Slope streaks are dark linear features on the slopes of Mars which appear at a certain time and gradually fade away over a period of 10 years (Sullivan et al., 2001). In general, slope streaks are frequently observed in the equatorial to subequatorial dusty regolith regions with low thermal inertia (Kreslavsky & Head, 2009). Recent studies have shown that the global distribution of slope streaks is consistent with the regions with high abundances of Gamma-Ray Spectrometer-derived water-equivalent hydrogen on Mars (Bhardwaj et al. 2017). Even though the formation mechanism of slope streaks is still unclear, both wetting mechanisms, such as subsurface ice melting, and drying mechanisms, including the movement of the granules, have been proposed (Ferris et al. 2002; Bulmer et al. 2008; Bhardwaj et al. 2018).

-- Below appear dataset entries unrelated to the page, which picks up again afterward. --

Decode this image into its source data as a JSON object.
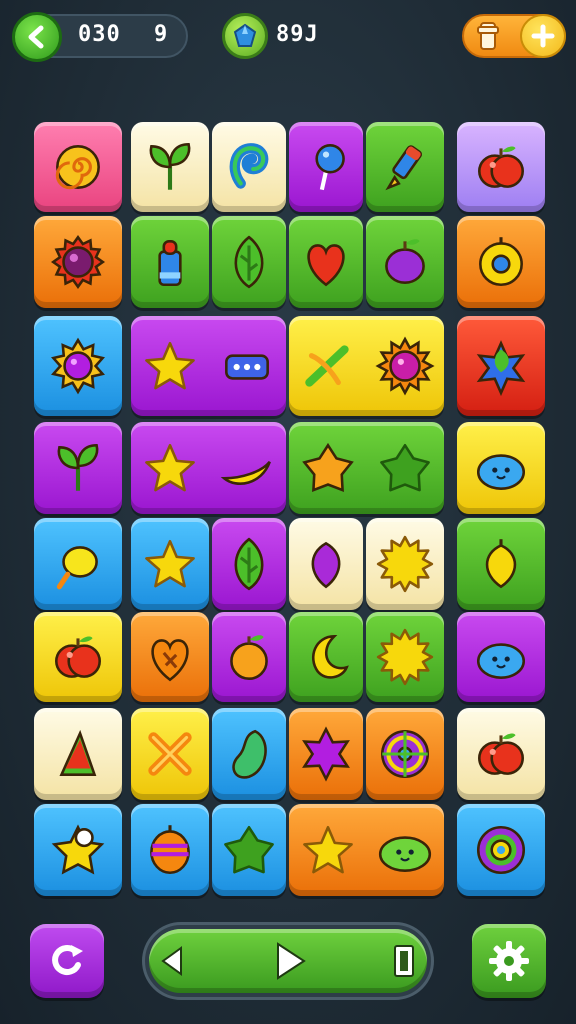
{
  "hud": {
    "score": "030",
    "level": "9",
    "gems": "89J"
  },
  "icons": {
    "back": "back-arrow-icon",
    "gem": "gem-icon",
    "shop": "shop-icon",
    "plus": "plus-icon",
    "shuffle": "shuffle-icon",
    "prev": "previous-icon",
    "play": "play-icon",
    "exit": "exit-door-icon",
    "settings": "gear-icon"
  },
  "colors": {
    "green": "#4cbf2a",
    "purple": "#b21ee0",
    "orange": "#f5870f",
    "yellow": "#f7d80c",
    "blue": "#27a6ea",
    "pink": "#f25e9a",
    "red": "#e8331f",
    "cream": "#fbf2cc"
  },
  "board": {
    "tiles": [
      {
        "r": 0,
        "c": 0,
        "w": 1,
        "fill": "pink",
        "items": [
          "swirl"
        ]
      },
      {
        "r": 0,
        "c": 1,
        "w": 1,
        "fill": "cream",
        "items": [
          "sprout"
        ]
      },
      {
        "r": 0,
        "c": 2,
        "w": 1,
        "fill": "cream",
        "items": [
          "swirl-blue"
        ]
      },
      {
        "r": 0,
        "c": 3,
        "w": 1,
        "fill": "purple",
        "items": [
          "lollipop"
        ]
      },
      {
        "r": 0,
        "c": 4,
        "w": 1,
        "fill": "green",
        "items": [
          "marker"
        ]
      },
      {
        "r": 0,
        "c": 5,
        "w": 1,
        "fill": "lilac",
        "items": [
          "apple"
        ]
      },
      {
        "r": 1,
        "c": 0,
        "w": 1,
        "fill": "orange",
        "items": [
          "gear-gem"
        ]
      },
      {
        "r": 1,
        "c": 1,
        "w": 1,
        "fill": "green",
        "items": [
          "bottle"
        ]
      },
      {
        "r": 1,
        "c": 2,
        "w": 1,
        "fill": "green",
        "items": [
          "leaf"
        ]
      },
      {
        "r": 1,
        "c": 3,
        "w": 1,
        "fill": "green",
        "items": [
          "heart-red"
        ]
      },
      {
        "r": 1,
        "c": 4,
        "w": 1,
        "fill": "green",
        "items": [
          "plum"
        ]
      },
      {
        "r": 1,
        "c": 5,
        "w": 1,
        "fill": "orange",
        "items": [
          "donut"
        ]
      },
      {
        "r": 2,
        "c": 0,
        "w": 1,
        "fill": "blue",
        "items": [
          "sun-gem"
        ]
      },
      {
        "r": 2,
        "c": 1,
        "w": 2,
        "fill": "purple",
        "items": [
          "star-yellow",
          "dots"
        ]
      },
      {
        "r": 2,
        "c": 3,
        "w": 2,
        "fill": "yellow",
        "items": [
          "cross-leaf",
          "burst-purple"
        ]
      },
      {
        "r": 2,
        "c": 5,
        "w": 1,
        "fill": "red",
        "items": [
          "star-blue"
        ]
      },
      {
        "r": 3,
        "c": 0,
        "w": 1,
        "fill": "purple",
        "items": [
          "sprout"
        ]
      },
      {
        "r": 3,
        "c": 1,
        "w": 2,
        "fill": "purple",
        "items": [
          "star-yellow",
          "banana"
        ]
      },
      {
        "r": 3,
        "c": 3,
        "w": 2,
        "fill": "green",
        "items": [
          "star-orange",
          "star-green"
        ]
      },
      {
        "r": 3,
        "c": 5,
        "w": 1,
        "fill": "yellow",
        "items": [
          "blob-blue"
        ]
      },
      {
        "r": 4,
        "c": 0,
        "w": 1,
        "fill": "blue",
        "items": [
          "lemon"
        ]
      },
      {
        "r": 4,
        "c": 1,
        "w": 1,
        "fill": "blue",
        "items": [
          "star-yellow"
        ]
      },
      {
        "r": 4,
        "c": 2,
        "w": 1,
        "fill": "purple",
        "items": [
          "leaf"
        ]
      },
      {
        "r": 4,
        "c": 3,
        "w": 1,
        "fill": "cream",
        "items": [
          "heart-purple"
        ]
      },
      {
        "r": 4,
        "c": 4,
        "w": 1,
        "fill": "cream",
        "items": [
          "burst-yellow"
        ]
      },
      {
        "r": 4,
        "c": 5,
        "w": 1,
        "fill": "green",
        "items": [
          "heart-yellow"
        ]
      },
      {
        "r": 5,
        "c": 0,
        "w": 1,
        "fill": "yellow",
        "items": [
          "apple"
        ]
      },
      {
        "r": 5,
        "c": 1,
        "w": 1,
        "fill": "orange",
        "items": [
          "heart-orange"
        ]
      },
      {
        "r": 5,
        "c": 2,
        "w": 1,
        "fill": "purple",
        "items": [
          "peach"
        ]
      },
      {
        "r": 5,
        "c": 3,
        "w": 1,
        "fill": "green",
        "items": [
          "moon"
        ]
      },
      {
        "r": 5,
        "c": 4,
        "w": 1,
        "fill": "green",
        "items": [
          "burst-yellow"
        ]
      },
      {
        "r": 5,
        "c": 5,
        "w": 1,
        "fill": "purple",
        "items": [
          "blob-blue"
        ]
      },
      {
        "r": 6,
        "c": 0,
        "w": 1,
        "fill": "cream",
        "items": [
          "watermelon"
        ]
      },
      {
        "r": 6,
        "c": 1,
        "w": 1,
        "fill": "yellow",
        "items": [
          "cross-orange"
        ]
      },
      {
        "r": 6,
        "c": 2,
        "w": 1,
        "fill": "blue",
        "items": [
          "bean-green"
        ]
      },
      {
        "r": 6,
        "c": 3,
        "w": 1,
        "fill": "orange",
        "items": [
          "star-purple"
        ]
      },
      {
        "r": 6,
        "c": 4,
        "w": 1,
        "fill": "orange",
        "items": [
          "wheel"
        ]
      },
      {
        "r": 6,
        "c": 5,
        "w": 1,
        "fill": "cream",
        "items": [
          "apple"
        ]
      },
      {
        "r": 7,
        "c": 0,
        "w": 1,
        "fill": "blue",
        "items": [
          "star-pearl"
        ]
      },
      {
        "r": 7,
        "c": 1,
        "w": 1,
        "fill": "blue",
        "items": [
          "striped-egg"
        ]
      },
      {
        "r": 7,
        "c": 2,
        "w": 1,
        "fill": "blue",
        "items": [
          "star-green"
        ]
      },
      {
        "r": 7,
        "c": 3,
        "w": 2,
        "fill": "orange",
        "items": [
          "star-yellow",
          "blob-green"
        ]
      },
      {
        "r": 7,
        "c": 5,
        "w": 1,
        "fill": "blue",
        "items": [
          "ring"
        ]
      }
    ]
  }
}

Bhardwaj et al. (2017) suggest that the formation of slope streaks is due to the interaction of regolith with atmospheric water on a daily scale. However, scientists (refs) also have argued that the morphological and terrain variations of slope streaks cannot explain such wetting mechanism alone. Therefore, it is supposed that a hypothesis that takes into account both dry and wet processes can provide a more comprehensive explanation of all morphological diversity of the observed slope streaks (Bhardwaj et al. 2018).
The Medusae Fossae Formation (MFF) has geologic features that indicate wind erosion of low-density material near the equator (Ojha et al., 2018) and is one of the regions where a large number of slope streaks have been observed (Ferris et al. 2002). It is also one of the regions with high-water equivalent hydrogen abundances (Bhardwaj et al. 2017). Since some hypotheses on the formation process of slope streaks are based on the melting of subsurface ice (Ferris et al. 2002), the MFF is an ideal place to study the formation process of slope streaks due to the number of slope streaks, the amount of hydrogen, and the possibility of the existence of subsurface ice.
We mapped the distribution of slope streaks in and around the MFF in detail. As a result, it was found that the distribution of slope streaks was consistent with that of water equivalent hydrogen content in the MFF. We believe that the formation mechanism of slope streaks is related to the enrichment of hydrogen concentration.